ESG課題の中で共通の重要な課題として気候変動に関する課題があります。この課題に対しGHG排出量の削減に向けた取り組みがされています。パリ協定以降、この取り組みが加速し、各国において削減に向けた目標を設定しており、わが国においても2050年カーボンニュートラル宣言として目標を表明しています。とりわけGHGを多く排出するエネルギー産業への影響は甚大であり、ビジネス構造の変革が求められることになります。それ以外の産業においても、エネルギーをインフラとして利用するビジネスの多くに影響を及ぼすことは確実であり、各企業における脱炭素に向けた取り組みがビジネスの持続可能性に大きな影響を及ぼすことは必然となります。

カーボンフットプリント(CFP)

カーボンフットプリント(Carbone Footprint of Products)は「商品やサービスの原材料調達から廃棄・リサイクルに至るまでのライフサイクル全体を通して排出される温室効果ガスの排出量をCO2に換算して、商品やサービスに分かりやすく表示する仕組み」をいいます。例えばペットボトル飲料を生産・流通・販売及び処分・リサイクルする過程において排出するGHGの合計排出量を表示することをいいます。
わが国では経済産業省などが主導し社団法人産業環境管理協会が「カーボンフットプリントコミュニケーションプログラム」としてカーボンフットプリント製品種別基準に基づき算定したCFPの検証・登録などの手続きをしてCFPマークが発行されています。
CFPの取り組みはEUをはじめ、北米、アジアなど世界的にも広がっています。

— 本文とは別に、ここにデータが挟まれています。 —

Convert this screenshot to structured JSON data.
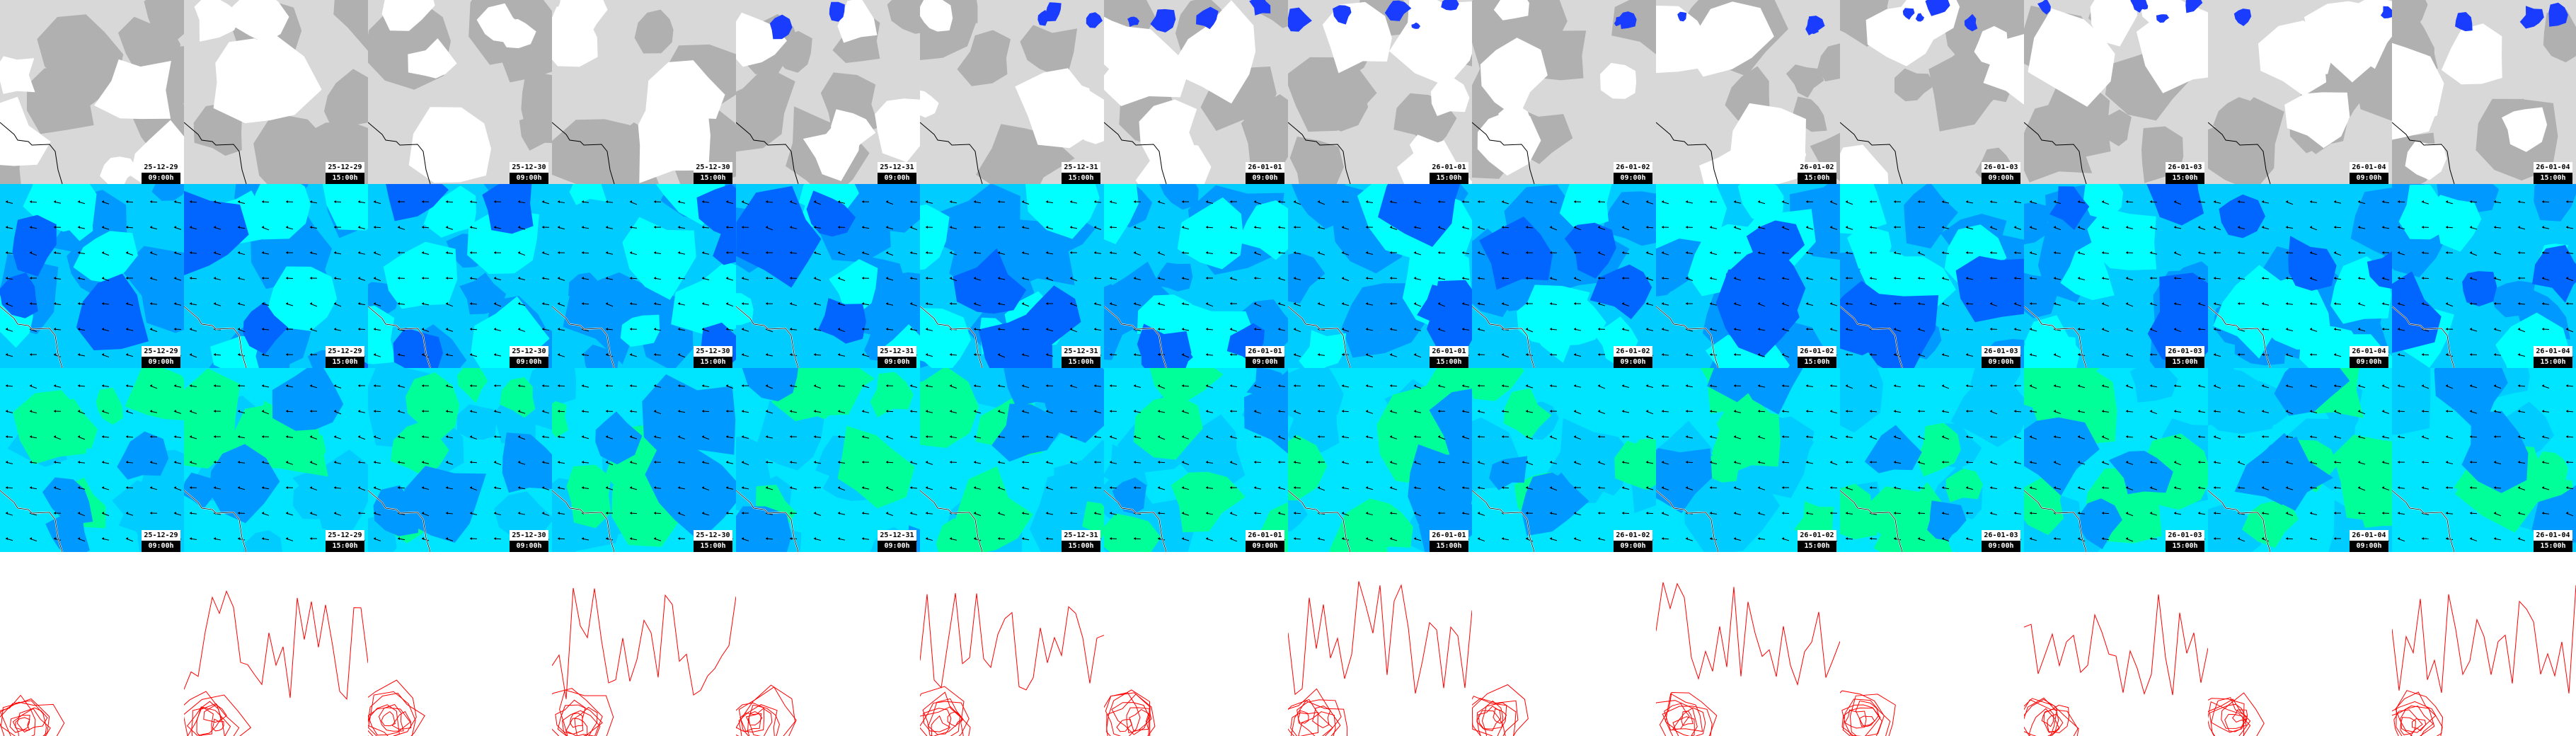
{
  "frames": [
    {
      "date": "25-12-29",
      "time": "09:00h"
    },
    {
      "date": "25-12-29",
      "time": "15:00h"
    },
    {
      "date": "25-12-30",
      "time": "09:00h"
    },
    {
      "date": "25-12-30",
      "time": "15:00h"
    },
    {
      "date": "25-12-31",
      "time": "09:00h"
    },
    {
      "date": "25-12-31",
      "time": "15:00h"
    },
    {
      "date": "26-01-01",
      "time": "09:00h"
    },
    {
      "date": "26-01-01",
      "time": "15:00h"
    },
    {
      "date": "26-01-02",
      "time": "09:00h"
    },
    {
      "date": "26-01-02",
      "time": "15:00h"
    },
    {
      "date": "26-01-03",
      "time": "09:00h"
    },
    {
      "date": "26-01-03",
      "time": "15:00h"
    },
    {
      "date": "26-01-04",
      "time": "09:00h"
    },
    {
      "date": "26-01-04",
      "time": "15:00h"
    }
  ],
  "rows": [
    {
      "id": "cloud",
      "stamped": true,
      "base": "#d8d8d8",
      "layers": [
        "#b0b0b0",
        "#ffffff"
      ],
      "overlay": "#1a3cff"
    },
    {
      "id": "wind",
      "stamped": true,
      "base": "#00ccff",
      "layers": [
        "#0099ff",
        "#00ffff",
        "#0066ff"
      ],
      "arrows": true
    },
    {
      "id": "wind-gust",
      "stamped": true,
      "base": "#00e5ff",
      "layers": [
        "#00ccff",
        "#00ff99",
        "#0099ff"
      ],
      "arrows": true
    },
    {
      "id": "contours",
      "stamped": false,
      "base": "#ffffff",
      "contour": "#ff0000"
    }
  ]
}
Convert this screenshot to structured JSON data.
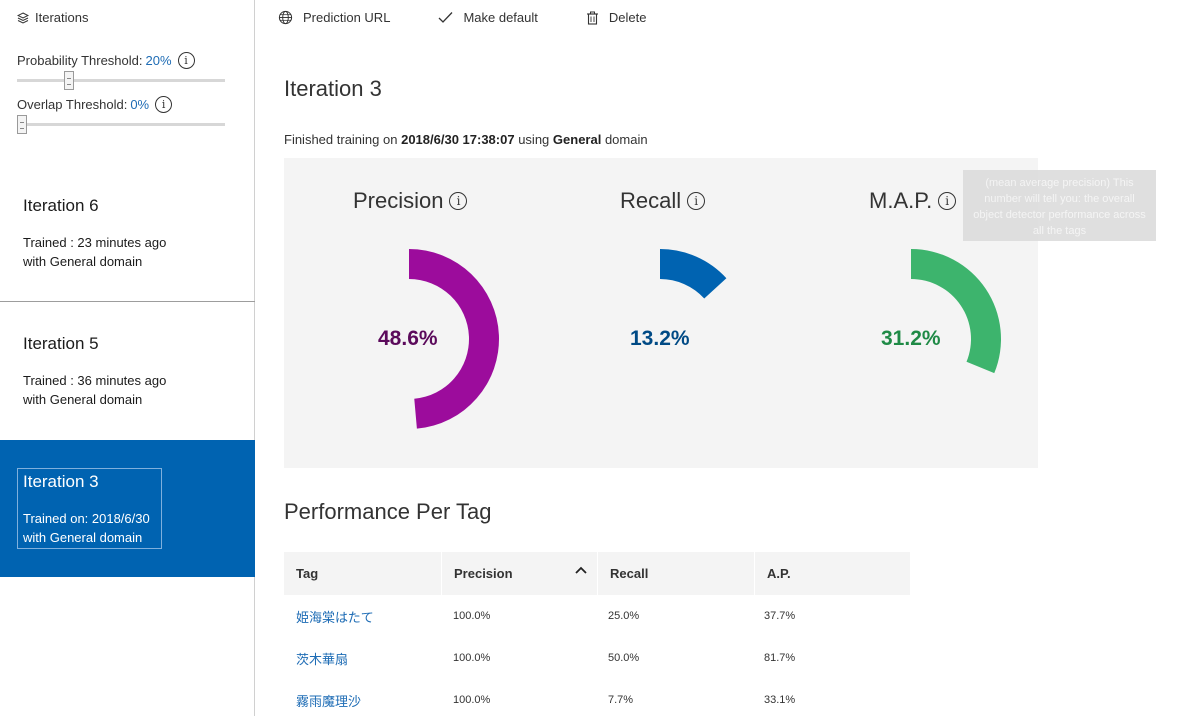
{
  "sidebar": {
    "header": "Iterations",
    "probability": {
      "label": "Probability Threshold:",
      "value": "20%",
      "level": 0.2
    },
    "overlap": {
      "label": "Overlap Threshold:",
      "value": "0%",
      "level": 0.0
    },
    "iterations": [
      {
        "title": "Iteration 6",
        "line1": "Trained : 23 minutes ago",
        "line2": "with General domain",
        "selected": false
      },
      {
        "title": "Iteration 5",
        "line1": "Trained : 36 minutes ago",
        "line2": "with General domain",
        "selected": false
      },
      {
        "title": "Iteration 3",
        "line1": "Trained on: 2018/6/30",
        "line2": "with General domain",
        "selected": true
      }
    ]
  },
  "toolbar": {
    "prediction_url": "Prediction URL",
    "make_default": "Make default",
    "delete": "Delete"
  },
  "main": {
    "title": "Iteration 3",
    "finished": {
      "prefix": "Finished training on",
      "datetime": "2018/6/30 17:38:07",
      "middle": "using",
      "domain": "General",
      "suffix": "domain"
    },
    "metrics": [
      {
        "label": "Precision",
        "value": "48.6%",
        "fraction": 0.486,
        "color": "#9c0c9c",
        "text_color": "#5b0a5b"
      },
      {
        "label": "Recall",
        "value": "13.2%",
        "fraction": 0.132,
        "color": "#0063b1",
        "text_color": "#004a85"
      },
      {
        "label": "M.A.P.",
        "value": "31.2%",
        "fraction": 0.312,
        "color": "#3db46d",
        "text_color": "#1f8a46"
      }
    ],
    "tooltip": "(mean average precision) This number will tell you: the overall object detector performance across all the tags",
    "perf_title": "Performance Per Tag",
    "table": {
      "headers": [
        "Tag",
        "Precision",
        "Recall",
        "A.P."
      ],
      "rows": [
        [
          "姫海棠はたて",
          "100.0%",
          "25.0%",
          "37.7%"
        ],
        [
          "茨木華扇",
          "100.0%",
          "50.0%",
          "81.7%"
        ],
        [
          "霧雨魔理沙",
          "100.0%",
          "7.7%",
          "33.1%"
        ]
      ]
    }
  }
}
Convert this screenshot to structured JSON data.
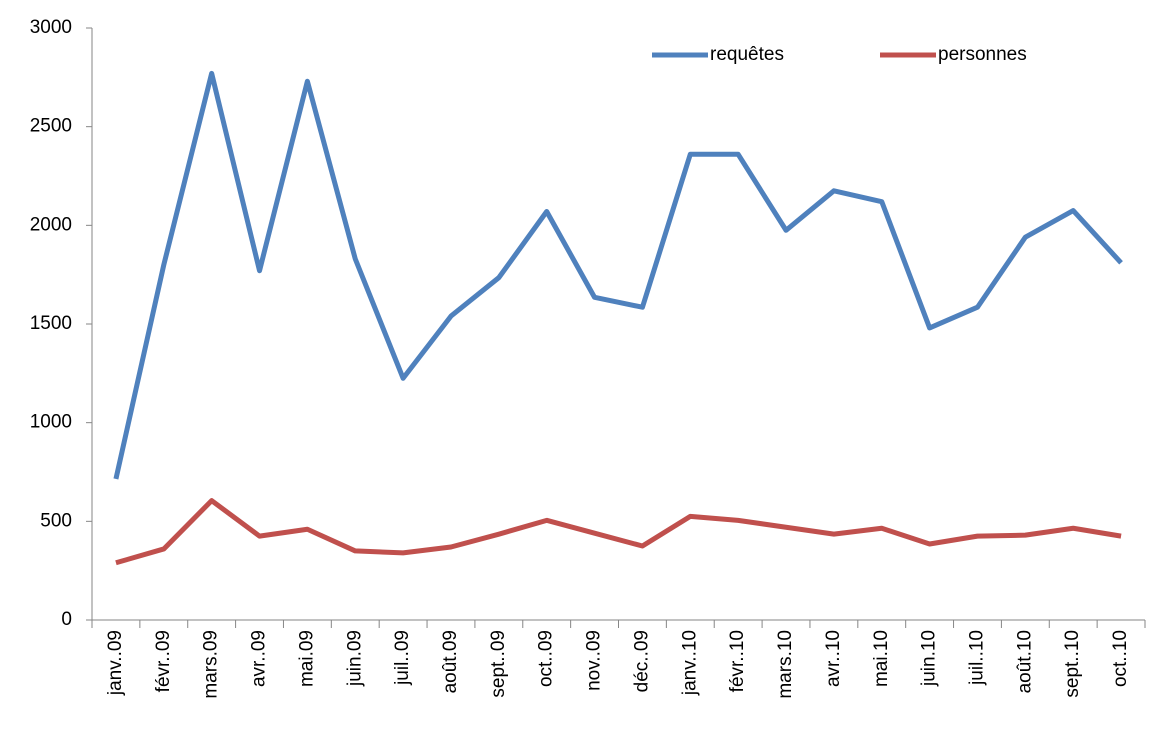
{
  "chart_data": {
    "type": "line",
    "categories": [
      "janv..09",
      "févr..09",
      "mars.09",
      "avr..09",
      "mai.09",
      "juin.09",
      "juil..09",
      "août.09",
      "sept..09",
      "oct..09",
      "nov..09",
      "déc..09",
      "janv..10",
      "févr..10",
      "mars.10",
      "avr..10",
      "mai.10",
      "juin.10",
      "juil..10",
      "août.10",
      "sept..10",
      "oct..10"
    ],
    "series": [
      {
        "name": "requêtes",
        "color": "#4f81bd",
        "values": [
          715,
          1800,
          2770,
          1770,
          2730,
          1830,
          1225,
          1540,
          1735,
          2070,
          1635,
          1585,
          2360,
          2360,
          1975,
          2175,
          2120,
          1480,
          1585,
          1940,
          2075,
          1810
        ]
      },
      {
        "name": "personnes",
        "color": "#c0504d",
        "values": [
          290,
          360,
          605,
          425,
          460,
          350,
          340,
          370,
          435,
          505,
          440,
          375,
          525,
          505,
          470,
          435,
          465,
          385,
          425,
          430,
          465,
          425
        ]
      }
    ],
    "ylim": [
      0,
      3000
    ],
    "yticks": [
      0,
      500,
      1000,
      1500,
      2000,
      2500,
      3000
    ],
    "grid": false,
    "legend": "top-right"
  }
}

各国でCFPの算定方法やラベル(表示)のガイドラインが策定されてきており、その整合性が求められます。

<取り組みの普及に向けた課題>
CO2排出量と製品価格の関連性を確認するのが困難
‐販売価格に対する排出原単位を用いて算定することが考えられているが、CO2削減努力が販売価格に反映されるかが課題と考えます。
CFPが普及するかのカギは、
‐ 低炭素価値をいかに商品価格に反映できるか
‐ 低炭素商品が市場において差別化要因となるか
‐ CFPで企業ブランドの向上に繋がり、業績が向上する要因となるか
と考えます。

Scope3

Scope3はScope1とScope2以外の間接排出(事業者の活動に関連する他社の排出)です。Scope3は15カテゴリと環境省・経産省の基本ガイドライン独自カテゴリである「その他」に分類されます。
サプライチェーン排出量は原料調達・製造・物流・販売・廃棄等のサプライチェーンから発生する排出量をいい、Scope1、Scope2、及びScope3により構成されています。Scope3はサプライチェーン上の活動が重複してカウントされることがあります。Scope3はサプライチェーンにおける企業の活動による排出量を評価することで間接的に排出量削減の取組みに貢献します。
<Scope3削減量開示の課題>
Scope3に関する企業による開示は任意であり、またその把握が困難なこともあり、これまではその数値について開示する企業は限定的でした。サプライチェーンにおけるScope3の重要性が認識され、開示の動きが活発化する気配もあります。SEC(米国証券取引委員会)は気候関連情報の開示に関するルール案でScope3排出量の開示について重要な場合、または削減目標に含まれる場合には開示するよう提案しています。

Scope3の実態は、

GPIFが投資する株式・債券のポートフォリオ全体の排出量をセクター別・スコープ別に分析しています。GPIFが公表した2021年度ESG活動報告によれば、「資本財・サービス」「一般消費財・サービス」「エネルギー」の産業は全排出量に占めるScope3の割合が高くなっています。この3つの産業における全排出量に占めるScope3の割合は、79%、74%、44%となっています。
一方、Scope3の絶対量は大きいものの、企業の想定負担率を踏まえると必ずしも大きなものとは言えません。
いずれにしても、Scope3の排出量については間接的な企業活動によるものであり、社会全体での取組みが必要な領域と考えられます。